The high standard of living in the United States is and always has been at the expense of the lesser developed nations. There is a huge disparity in the consumption rate of America when compared to most other countries.

Don’t even get me started on how corrupt the labor unions are.

vbabe96's avatar

@ru5150
What do you mean when you state “exploitation of its employees”

MRSHINYSHOES's avatar

I love Wal-Mart. My family and I go there occasionally because the place carries many things——we don’t have to go running from one specialty store to another to get the things we need.

My only qualms are that Wal-Mart doesn’t have the best quality goods. On the contrary, I find that the clothes they sell are cheap and “form-less” (no style, not made with appearance in mind) and when you wash them they look used and worn out right away. Consequently, I don’t buy my clothes or shoes (lol) there, but my wife and children do.

I also find the store excessively busy on certain days, and sometimes the place is not well-maintained.
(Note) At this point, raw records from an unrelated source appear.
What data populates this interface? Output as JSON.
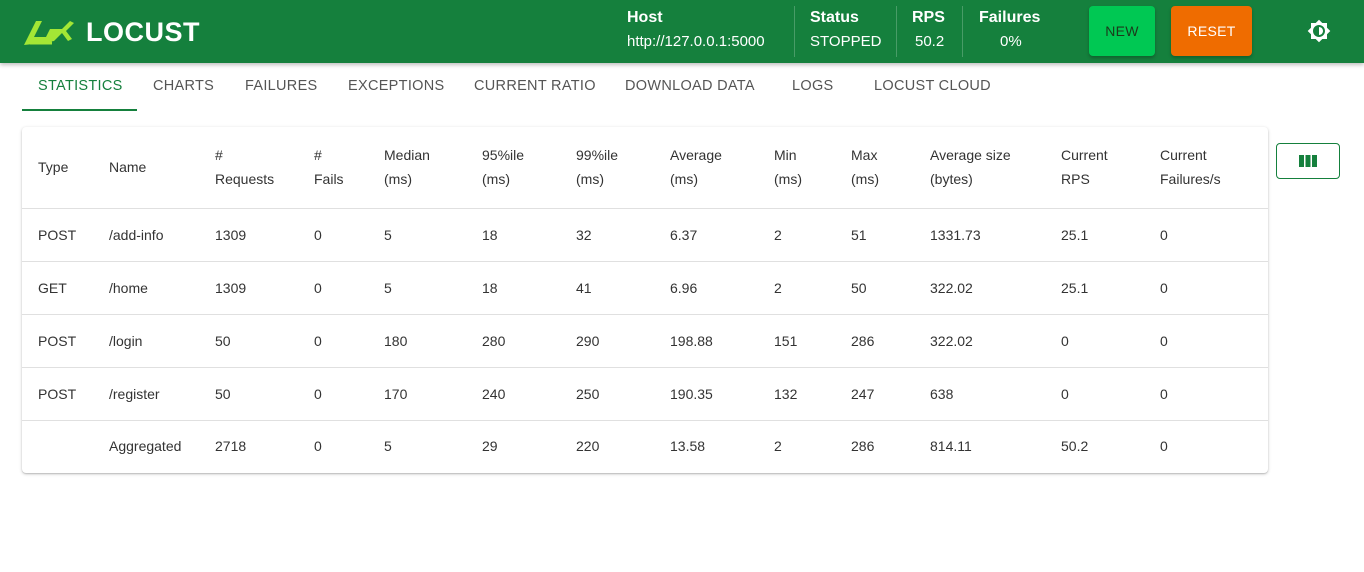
{
  "app": {
    "name": "LOCUST"
  },
  "header": {
    "host": {
      "label": "Host",
      "value": "http://127.0.0.1:5000"
    },
    "status": {
      "label": "Status",
      "value": "STOPPED"
    },
    "rps": {
      "label": "RPS",
      "value": "50.2"
    },
    "failures": {
      "label": "Failures",
      "value": "0%"
    },
    "new_label": "NEW",
    "reset_label": "RESET",
    "theme_icon": "brightness-icon"
  },
  "colors": {
    "brand": "#15803d",
    "new_button": "#00c853",
    "reset_button": "#ef6c00"
  },
  "tabs": [
    {
      "label": "STATISTICS",
      "active": true
    },
    {
      "label": "CHARTS"
    },
    {
      "label": "FAILURES"
    },
    {
      "label": "EXCEPTIONS"
    },
    {
      "label": "CURRENT RATIO"
    },
    {
      "label": "DOWNLOAD DATA"
    },
    {
      "label": "LOGS"
    },
    {
      "label": "LOCUST CLOUD"
    }
  ],
  "table": {
    "columns": [
      [
        "Type"
      ],
      [
        "Name"
      ],
      [
        "#",
        "Requests"
      ],
      [
        "#",
        "Fails"
      ],
      [
        "Median",
        "(ms)"
      ],
      [
        "95%ile",
        "(ms)"
      ],
      [
        "99%ile",
        "(ms)"
      ],
      [
        "Average",
        "(ms)"
      ],
      [
        "Min",
        "(ms)"
      ],
      [
        "Max",
        "(ms)"
      ],
      [
        "Average size",
        "(bytes)"
      ],
      [
        "Current",
        "RPS"
      ],
      [
        "Current",
        "Failures/s"
      ]
    ],
    "rows": [
      [
        "POST",
        "/add-info",
        "1309",
        "0",
        "5",
        "18",
        "32",
        "6.37",
        "2",
        "51",
        "1331.73",
        "25.1",
        "0"
      ],
      [
        "GET",
        "/home",
        "1309",
        "0",
        "5",
        "18",
        "41",
        "6.96",
        "2",
        "50",
        "322.02",
        "25.1",
        "0"
      ],
      [
        "POST",
        "/login",
        "50",
        "0",
        "180",
        "280",
        "290",
        "198.88",
        "151",
        "286",
        "322.02",
        "0",
        "0"
      ],
      [
        "POST",
        "/register",
        "50",
        "0",
        "170",
        "240",
        "250",
        "190.35",
        "132",
        "247",
        "638",
        "0",
        "0"
      ],
      [
        "",
        "Aggregated",
        "2718",
        "0",
        "5",
        "29",
        "220",
        "13.58",
        "2",
        "286",
        "814.11",
        "50.2",
        "0"
      ]
    ]
  },
  "column_selector_icon": "view-column-icon"
}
Call me prejudiced, but I also find many of the people who go there are what you call “trailer trash”—-sigh! Rude and mannerless.

Aster's avatar

I love walmart—esp the one in Hot Springs Arkansas. The employees smile and say hello (most of them) and seem to appreciate being employed! I was looking at shoes and this man in his sixties told me he was thrilled to be making $9 an hour doing almost nothing in that department. It was a small walmart but brand new, clean and a happy place. I miss it. The one here is enormous and has a dirty look to it. You have to walk ten minutes to get in the back where the milk is. I rarely go; it’s too far from my house anyway. So I pay higher prices plus have a much smaller selection of things where I go now.

Ltryptophan's avatar

Going into Wal-Mart is like wading through a dangerous swamp. Only go that way if there is no other way.

toaster's avatar

This behemoth is on track to gross over $400,000,000,000 in 2010 (yes thats 400 Billion simoleons). This pretty much sets this retailer as one of our most integral institutions in America. It is convenient and universal but at the same time ruptures the fabric of small-town America. hate to sound anti-capitalist, I like industrial machinery as much as the next American loving man, woman & child… their balance in just out of my favor.. I remember their past slogan of “made in America,” and nowadays that couldn’t be more reversed, as they are one of the top contributors to the trade deficit in this country which continually scalps economic growth, and outsources manufacturing as well.